En ce début du mois de Av, à quelques jours du jeûne de Tich’a Béav, période où l’on a l’habitude de s’abstenir de toute expression de joie en souvenir de la destruction du Temple, parler de joie semble incongru. Et pourtant ! Nous lirons pendant le jour du jeûne le livre des Lamentations (Eikha) écrit par le prophète Yirmiyahou, qui décrit les calamités qui touchèrent nos ancêtres lors de la destruction du Temple.
Or nos Sages nous enseignent que la prophétie ne peut résider sur une personne que si elle se trouve dans la joie, ce qui implique que Yirmiyahou écrivit son livre en état de Sim’ha puisqu’il s’agissait d’une prophétie !
(Dans le même esprit, Ya’akov Avinou se vit retirer l’esprit divin pendant les 22 ans durant lesquels il était accablé par la perte de son fils ; il ne le retrouva que lorsqu’il apprit que Yossef était en vie et qu’une immense joie l’emplit.) Dès lors, la question se pose : comment peut-on se lamenter (et écrire Les Lamentations !) dans la joie, deux sentiments apparemment complètement contradictoires ?!

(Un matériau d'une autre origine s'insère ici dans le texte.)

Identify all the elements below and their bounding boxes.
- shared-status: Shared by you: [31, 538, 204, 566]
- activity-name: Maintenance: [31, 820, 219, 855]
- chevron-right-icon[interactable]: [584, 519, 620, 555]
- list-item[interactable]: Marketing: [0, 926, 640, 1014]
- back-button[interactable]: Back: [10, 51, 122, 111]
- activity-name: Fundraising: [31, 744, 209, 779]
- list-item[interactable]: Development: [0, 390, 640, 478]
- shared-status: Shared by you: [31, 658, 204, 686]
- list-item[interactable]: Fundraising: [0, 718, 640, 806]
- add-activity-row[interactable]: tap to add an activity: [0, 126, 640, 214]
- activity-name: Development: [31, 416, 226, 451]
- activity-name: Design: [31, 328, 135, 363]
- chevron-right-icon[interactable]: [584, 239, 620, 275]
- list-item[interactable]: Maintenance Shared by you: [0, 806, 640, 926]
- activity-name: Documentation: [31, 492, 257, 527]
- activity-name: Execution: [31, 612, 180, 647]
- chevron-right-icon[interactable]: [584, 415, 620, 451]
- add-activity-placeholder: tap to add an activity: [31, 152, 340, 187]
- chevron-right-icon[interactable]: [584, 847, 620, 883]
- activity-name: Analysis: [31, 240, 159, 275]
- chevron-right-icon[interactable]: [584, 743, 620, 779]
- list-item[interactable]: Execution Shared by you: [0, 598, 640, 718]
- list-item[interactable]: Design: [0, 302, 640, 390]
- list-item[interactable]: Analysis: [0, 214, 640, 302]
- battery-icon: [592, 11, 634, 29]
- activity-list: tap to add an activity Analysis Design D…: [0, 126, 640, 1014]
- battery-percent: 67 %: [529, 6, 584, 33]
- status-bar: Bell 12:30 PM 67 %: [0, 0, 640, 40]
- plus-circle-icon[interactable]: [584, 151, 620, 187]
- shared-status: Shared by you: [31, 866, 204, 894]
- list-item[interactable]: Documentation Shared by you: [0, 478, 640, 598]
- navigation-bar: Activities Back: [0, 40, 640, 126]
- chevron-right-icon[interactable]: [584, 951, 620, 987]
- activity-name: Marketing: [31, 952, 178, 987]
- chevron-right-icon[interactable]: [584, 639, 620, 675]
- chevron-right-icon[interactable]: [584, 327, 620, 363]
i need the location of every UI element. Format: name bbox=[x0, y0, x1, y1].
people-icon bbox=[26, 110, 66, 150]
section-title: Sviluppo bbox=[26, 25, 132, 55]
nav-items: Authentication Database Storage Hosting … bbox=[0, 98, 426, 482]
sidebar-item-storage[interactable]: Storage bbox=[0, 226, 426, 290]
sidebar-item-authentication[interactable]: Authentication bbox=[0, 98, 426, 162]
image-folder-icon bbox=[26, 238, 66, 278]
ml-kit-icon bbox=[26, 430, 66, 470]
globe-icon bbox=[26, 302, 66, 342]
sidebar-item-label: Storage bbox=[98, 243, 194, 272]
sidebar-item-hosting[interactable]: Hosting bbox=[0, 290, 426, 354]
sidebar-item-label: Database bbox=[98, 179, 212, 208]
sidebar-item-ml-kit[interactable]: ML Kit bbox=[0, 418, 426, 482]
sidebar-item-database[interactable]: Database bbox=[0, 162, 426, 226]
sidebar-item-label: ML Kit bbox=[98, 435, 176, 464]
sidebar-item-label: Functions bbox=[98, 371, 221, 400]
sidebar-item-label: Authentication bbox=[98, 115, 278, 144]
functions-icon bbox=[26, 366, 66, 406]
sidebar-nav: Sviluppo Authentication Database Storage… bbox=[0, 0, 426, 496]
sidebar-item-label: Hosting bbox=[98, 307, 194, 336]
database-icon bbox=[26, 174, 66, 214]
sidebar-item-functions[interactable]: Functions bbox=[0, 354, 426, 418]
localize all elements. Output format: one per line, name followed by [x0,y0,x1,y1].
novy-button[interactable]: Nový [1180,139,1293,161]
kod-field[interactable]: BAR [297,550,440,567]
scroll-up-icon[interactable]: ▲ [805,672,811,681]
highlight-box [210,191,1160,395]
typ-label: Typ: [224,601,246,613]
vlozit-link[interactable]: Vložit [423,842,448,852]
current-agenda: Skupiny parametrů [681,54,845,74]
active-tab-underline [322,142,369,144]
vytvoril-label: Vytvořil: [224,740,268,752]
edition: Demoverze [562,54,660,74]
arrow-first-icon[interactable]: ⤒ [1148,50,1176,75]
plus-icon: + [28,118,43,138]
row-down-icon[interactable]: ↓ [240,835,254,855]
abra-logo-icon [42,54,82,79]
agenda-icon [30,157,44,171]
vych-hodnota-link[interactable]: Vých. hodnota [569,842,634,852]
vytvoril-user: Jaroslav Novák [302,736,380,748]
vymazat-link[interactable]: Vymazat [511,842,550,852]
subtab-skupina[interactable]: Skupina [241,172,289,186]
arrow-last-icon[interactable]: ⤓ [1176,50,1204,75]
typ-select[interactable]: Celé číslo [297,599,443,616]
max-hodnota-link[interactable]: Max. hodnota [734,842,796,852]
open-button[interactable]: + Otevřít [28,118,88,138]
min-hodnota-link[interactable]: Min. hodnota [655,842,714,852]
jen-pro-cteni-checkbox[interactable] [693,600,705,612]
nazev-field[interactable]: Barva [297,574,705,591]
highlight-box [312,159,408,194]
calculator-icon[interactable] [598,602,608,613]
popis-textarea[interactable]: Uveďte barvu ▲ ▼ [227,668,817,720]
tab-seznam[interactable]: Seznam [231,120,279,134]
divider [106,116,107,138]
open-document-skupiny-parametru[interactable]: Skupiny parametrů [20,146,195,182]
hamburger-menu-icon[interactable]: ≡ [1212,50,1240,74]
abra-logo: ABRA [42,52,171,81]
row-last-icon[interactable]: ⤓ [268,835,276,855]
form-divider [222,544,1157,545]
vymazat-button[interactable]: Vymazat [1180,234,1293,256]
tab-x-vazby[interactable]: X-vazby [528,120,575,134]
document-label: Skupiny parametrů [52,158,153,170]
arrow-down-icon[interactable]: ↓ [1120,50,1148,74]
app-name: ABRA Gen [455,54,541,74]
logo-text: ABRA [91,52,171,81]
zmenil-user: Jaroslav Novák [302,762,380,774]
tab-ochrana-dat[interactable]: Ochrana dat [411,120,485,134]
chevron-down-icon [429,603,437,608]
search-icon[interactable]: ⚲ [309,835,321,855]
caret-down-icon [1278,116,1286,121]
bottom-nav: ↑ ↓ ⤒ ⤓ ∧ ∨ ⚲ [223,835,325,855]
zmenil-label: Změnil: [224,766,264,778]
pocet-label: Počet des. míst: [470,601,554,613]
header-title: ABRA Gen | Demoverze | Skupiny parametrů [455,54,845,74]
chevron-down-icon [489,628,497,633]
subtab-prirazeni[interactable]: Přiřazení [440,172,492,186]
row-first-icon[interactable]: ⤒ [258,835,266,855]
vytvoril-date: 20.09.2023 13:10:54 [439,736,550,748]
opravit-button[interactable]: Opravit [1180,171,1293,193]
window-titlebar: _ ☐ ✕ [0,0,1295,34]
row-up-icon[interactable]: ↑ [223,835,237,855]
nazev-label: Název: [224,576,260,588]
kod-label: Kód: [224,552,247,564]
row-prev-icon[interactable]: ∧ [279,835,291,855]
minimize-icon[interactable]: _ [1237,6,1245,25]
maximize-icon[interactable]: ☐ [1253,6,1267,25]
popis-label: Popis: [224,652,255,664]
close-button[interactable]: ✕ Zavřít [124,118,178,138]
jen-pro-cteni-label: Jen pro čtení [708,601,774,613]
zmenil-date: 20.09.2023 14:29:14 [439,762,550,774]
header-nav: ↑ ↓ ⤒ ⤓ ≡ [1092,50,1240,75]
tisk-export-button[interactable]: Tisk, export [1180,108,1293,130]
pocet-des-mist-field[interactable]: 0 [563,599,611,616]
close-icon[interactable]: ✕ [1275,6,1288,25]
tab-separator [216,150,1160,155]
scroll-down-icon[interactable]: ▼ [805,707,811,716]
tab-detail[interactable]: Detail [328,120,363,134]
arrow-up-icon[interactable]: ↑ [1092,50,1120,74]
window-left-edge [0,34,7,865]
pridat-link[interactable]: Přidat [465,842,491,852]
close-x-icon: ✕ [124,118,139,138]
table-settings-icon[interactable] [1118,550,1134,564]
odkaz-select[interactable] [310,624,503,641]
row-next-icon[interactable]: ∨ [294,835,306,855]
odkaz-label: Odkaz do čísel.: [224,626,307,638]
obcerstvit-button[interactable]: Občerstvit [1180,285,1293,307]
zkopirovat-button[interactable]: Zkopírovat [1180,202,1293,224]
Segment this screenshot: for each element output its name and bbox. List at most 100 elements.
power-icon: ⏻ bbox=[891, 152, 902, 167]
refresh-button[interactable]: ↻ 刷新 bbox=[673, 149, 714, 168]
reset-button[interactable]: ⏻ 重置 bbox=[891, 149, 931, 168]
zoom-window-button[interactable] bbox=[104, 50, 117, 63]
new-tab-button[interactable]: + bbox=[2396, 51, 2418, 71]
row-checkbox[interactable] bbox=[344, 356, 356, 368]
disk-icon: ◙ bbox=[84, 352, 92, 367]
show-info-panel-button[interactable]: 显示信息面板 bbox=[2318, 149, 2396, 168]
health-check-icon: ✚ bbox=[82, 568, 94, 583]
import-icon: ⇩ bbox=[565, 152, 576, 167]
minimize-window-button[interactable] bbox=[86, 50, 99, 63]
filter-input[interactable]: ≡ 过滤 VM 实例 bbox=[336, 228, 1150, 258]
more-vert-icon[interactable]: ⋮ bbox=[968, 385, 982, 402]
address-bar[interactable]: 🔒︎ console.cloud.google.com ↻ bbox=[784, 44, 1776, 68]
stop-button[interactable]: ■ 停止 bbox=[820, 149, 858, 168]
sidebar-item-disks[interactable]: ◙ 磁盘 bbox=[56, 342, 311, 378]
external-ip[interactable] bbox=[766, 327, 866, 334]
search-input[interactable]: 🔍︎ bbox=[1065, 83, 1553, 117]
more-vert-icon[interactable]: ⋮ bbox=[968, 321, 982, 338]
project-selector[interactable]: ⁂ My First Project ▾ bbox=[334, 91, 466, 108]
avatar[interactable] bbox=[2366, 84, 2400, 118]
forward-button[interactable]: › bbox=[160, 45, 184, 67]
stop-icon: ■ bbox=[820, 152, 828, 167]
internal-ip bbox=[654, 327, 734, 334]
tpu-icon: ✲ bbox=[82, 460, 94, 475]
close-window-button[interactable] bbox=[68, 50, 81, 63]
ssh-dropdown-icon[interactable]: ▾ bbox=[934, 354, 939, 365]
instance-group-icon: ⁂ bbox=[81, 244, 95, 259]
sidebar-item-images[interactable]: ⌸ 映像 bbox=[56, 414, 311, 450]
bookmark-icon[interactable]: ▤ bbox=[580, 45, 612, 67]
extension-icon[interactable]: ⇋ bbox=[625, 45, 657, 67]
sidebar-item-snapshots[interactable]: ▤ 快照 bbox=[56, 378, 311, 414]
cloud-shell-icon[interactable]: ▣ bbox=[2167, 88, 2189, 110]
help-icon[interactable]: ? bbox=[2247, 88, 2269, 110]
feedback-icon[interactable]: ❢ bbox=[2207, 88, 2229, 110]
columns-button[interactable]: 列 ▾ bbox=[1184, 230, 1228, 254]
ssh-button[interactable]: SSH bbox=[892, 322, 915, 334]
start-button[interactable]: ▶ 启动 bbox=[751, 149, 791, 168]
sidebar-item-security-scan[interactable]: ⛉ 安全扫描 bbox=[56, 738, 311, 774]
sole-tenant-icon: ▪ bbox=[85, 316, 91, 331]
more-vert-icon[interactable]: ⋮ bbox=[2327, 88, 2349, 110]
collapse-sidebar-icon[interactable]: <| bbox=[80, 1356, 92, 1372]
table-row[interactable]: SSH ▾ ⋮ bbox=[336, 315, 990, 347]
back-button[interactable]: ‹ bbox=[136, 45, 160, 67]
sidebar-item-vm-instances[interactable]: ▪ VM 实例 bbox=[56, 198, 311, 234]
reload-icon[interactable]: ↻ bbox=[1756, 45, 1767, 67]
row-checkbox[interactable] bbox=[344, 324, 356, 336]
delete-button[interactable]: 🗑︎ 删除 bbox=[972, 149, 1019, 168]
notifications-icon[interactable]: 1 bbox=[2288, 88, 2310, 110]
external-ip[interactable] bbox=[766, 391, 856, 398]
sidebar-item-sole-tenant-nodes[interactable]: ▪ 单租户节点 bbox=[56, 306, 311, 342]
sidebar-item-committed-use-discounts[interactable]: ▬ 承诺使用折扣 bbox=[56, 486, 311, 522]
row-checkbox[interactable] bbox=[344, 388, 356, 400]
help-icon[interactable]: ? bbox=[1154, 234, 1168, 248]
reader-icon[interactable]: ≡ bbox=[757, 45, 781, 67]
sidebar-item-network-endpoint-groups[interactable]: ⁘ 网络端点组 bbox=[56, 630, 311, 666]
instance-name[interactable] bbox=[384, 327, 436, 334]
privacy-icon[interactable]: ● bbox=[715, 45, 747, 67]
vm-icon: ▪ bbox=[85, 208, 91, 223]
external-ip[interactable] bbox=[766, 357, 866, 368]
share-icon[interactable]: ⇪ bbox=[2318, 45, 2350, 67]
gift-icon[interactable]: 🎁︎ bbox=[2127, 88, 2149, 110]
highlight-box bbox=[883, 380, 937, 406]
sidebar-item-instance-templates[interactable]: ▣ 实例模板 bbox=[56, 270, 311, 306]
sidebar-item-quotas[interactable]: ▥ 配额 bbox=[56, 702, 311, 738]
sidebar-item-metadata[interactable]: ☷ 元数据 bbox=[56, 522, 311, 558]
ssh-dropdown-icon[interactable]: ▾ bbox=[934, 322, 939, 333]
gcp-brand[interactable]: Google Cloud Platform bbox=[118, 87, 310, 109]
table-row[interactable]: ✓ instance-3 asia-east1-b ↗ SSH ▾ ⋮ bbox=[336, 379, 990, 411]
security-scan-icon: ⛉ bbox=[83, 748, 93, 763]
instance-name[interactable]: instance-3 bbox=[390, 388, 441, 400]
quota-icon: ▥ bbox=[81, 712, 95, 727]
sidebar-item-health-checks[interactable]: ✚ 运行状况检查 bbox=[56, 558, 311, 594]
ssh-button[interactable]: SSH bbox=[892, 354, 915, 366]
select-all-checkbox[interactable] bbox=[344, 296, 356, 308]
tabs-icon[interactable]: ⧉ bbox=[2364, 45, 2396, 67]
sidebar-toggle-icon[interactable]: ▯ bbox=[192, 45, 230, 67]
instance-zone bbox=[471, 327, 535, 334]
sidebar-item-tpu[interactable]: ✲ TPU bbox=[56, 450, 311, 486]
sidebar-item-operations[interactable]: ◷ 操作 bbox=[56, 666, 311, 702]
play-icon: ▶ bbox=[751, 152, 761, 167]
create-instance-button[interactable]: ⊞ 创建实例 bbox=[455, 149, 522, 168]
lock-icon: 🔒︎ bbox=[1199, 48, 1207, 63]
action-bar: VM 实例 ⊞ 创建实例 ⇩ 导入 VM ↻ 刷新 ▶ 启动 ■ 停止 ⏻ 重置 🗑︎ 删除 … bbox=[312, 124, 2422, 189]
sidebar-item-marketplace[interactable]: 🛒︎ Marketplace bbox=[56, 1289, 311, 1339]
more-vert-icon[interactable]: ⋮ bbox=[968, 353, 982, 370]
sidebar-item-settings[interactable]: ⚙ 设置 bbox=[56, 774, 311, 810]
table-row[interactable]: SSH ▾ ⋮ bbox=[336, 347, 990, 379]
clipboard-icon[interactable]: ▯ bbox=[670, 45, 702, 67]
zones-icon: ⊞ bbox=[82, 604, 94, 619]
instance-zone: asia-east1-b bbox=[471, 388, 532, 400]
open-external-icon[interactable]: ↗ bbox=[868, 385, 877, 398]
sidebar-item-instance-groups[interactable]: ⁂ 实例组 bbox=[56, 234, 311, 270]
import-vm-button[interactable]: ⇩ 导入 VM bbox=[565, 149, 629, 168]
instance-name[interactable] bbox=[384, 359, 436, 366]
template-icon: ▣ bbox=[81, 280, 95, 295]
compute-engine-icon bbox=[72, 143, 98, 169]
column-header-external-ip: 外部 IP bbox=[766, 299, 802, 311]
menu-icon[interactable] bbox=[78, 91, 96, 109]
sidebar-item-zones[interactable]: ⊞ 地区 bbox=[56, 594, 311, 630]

En vérité, ressentir de la joie dans le cœur est un besoin naturel : elle représente la vie, l’espoir et la certitude d’être protégé. C’est le fondement de la Emouna et de même qu’un homme ne peut vivre sans foi, de même il doit être joyeux constamment, la tristesse étant l’expression du doute ou pire, de la négation de l’omniprésence de D.ieu dans la destinée humaine. C’est pourquoi la ‘Hassidout de façon générale, et Breslev plus particulièrement, a mis l’accent sur la joie - comme préparation à la Téchouva et aux Mitsvot - et mis en garde contre la tristesse.
Durant ces 3 semaines de “temps lourds”, il est possible que nous ressentions du regret, de la nostalgie d’une époque faste, prenant conscience de notre état actuel où l’honneur de la Torah est bafoué. Les lois de deuil engendrent ces sentiments et peuvent même nous amener à de la tristesse. Nos Maîtres, conscients des dangers de la mélancolie, nous mettent en garde de ne pas y sombrer, car au lieu de grandir et de désirer revenir vers D.ieu comme aux temps anciens, on risquerait de s’enfoncer dans le désespoir et de tomber encore plus bas en délaissant ce qu’on a accompli, brisé par la tristesse qui nous envahit.
Lorsque nos Sages ont demandé de diminuer la joie pendant ces jours-là, ils n’ont parlé que d’actes extérieurs, comme d’acheter des nouveaux objets ou vêtements, jouer de la musique, etc., car cela représenterait une forme d’irrespect pour le souvenir du Temple. Mais leur intention n’a jamais été d’éradiquer la joie naturelle qui réside dans le cœur.
Par ailleurs, Tich’a Béav est appelé “Mo’èd” un jour de fête, comme pour nous annoncer que ce jour se transformera en jour d’allégresse. Rabbi ‘Akiva, en apercevant un renard sortant du Saint des Saints (Kodech Hakodachim), l’endroit le plus saint du Temple, se réjouit : en s’appuyant sur une prophétie, il voyait émerger de cette vision désolante les prémices du retour à Sion (Makot 24b). Rabbi Yo’hanan Ben Zakay, qui assista à la destruction du Temple, institua pour sa part des lois mettant en évidence l’espoir de sa rapide reconstruction (Soucca 41a). C’est cela l’esprit juif : voir dans la désolation les prémices du renouvellement.
Nous souhaitons voir se réaliser cette prophétie écrite par David Hamelekh dans les Psaumes décrivant les jours où “le rire remplira notre bouche et nos lèvres les paroles d’allégresse” (Téhilim 126 ,2).
Bimhéra Béyamenou, pour très bientôt ! Amen.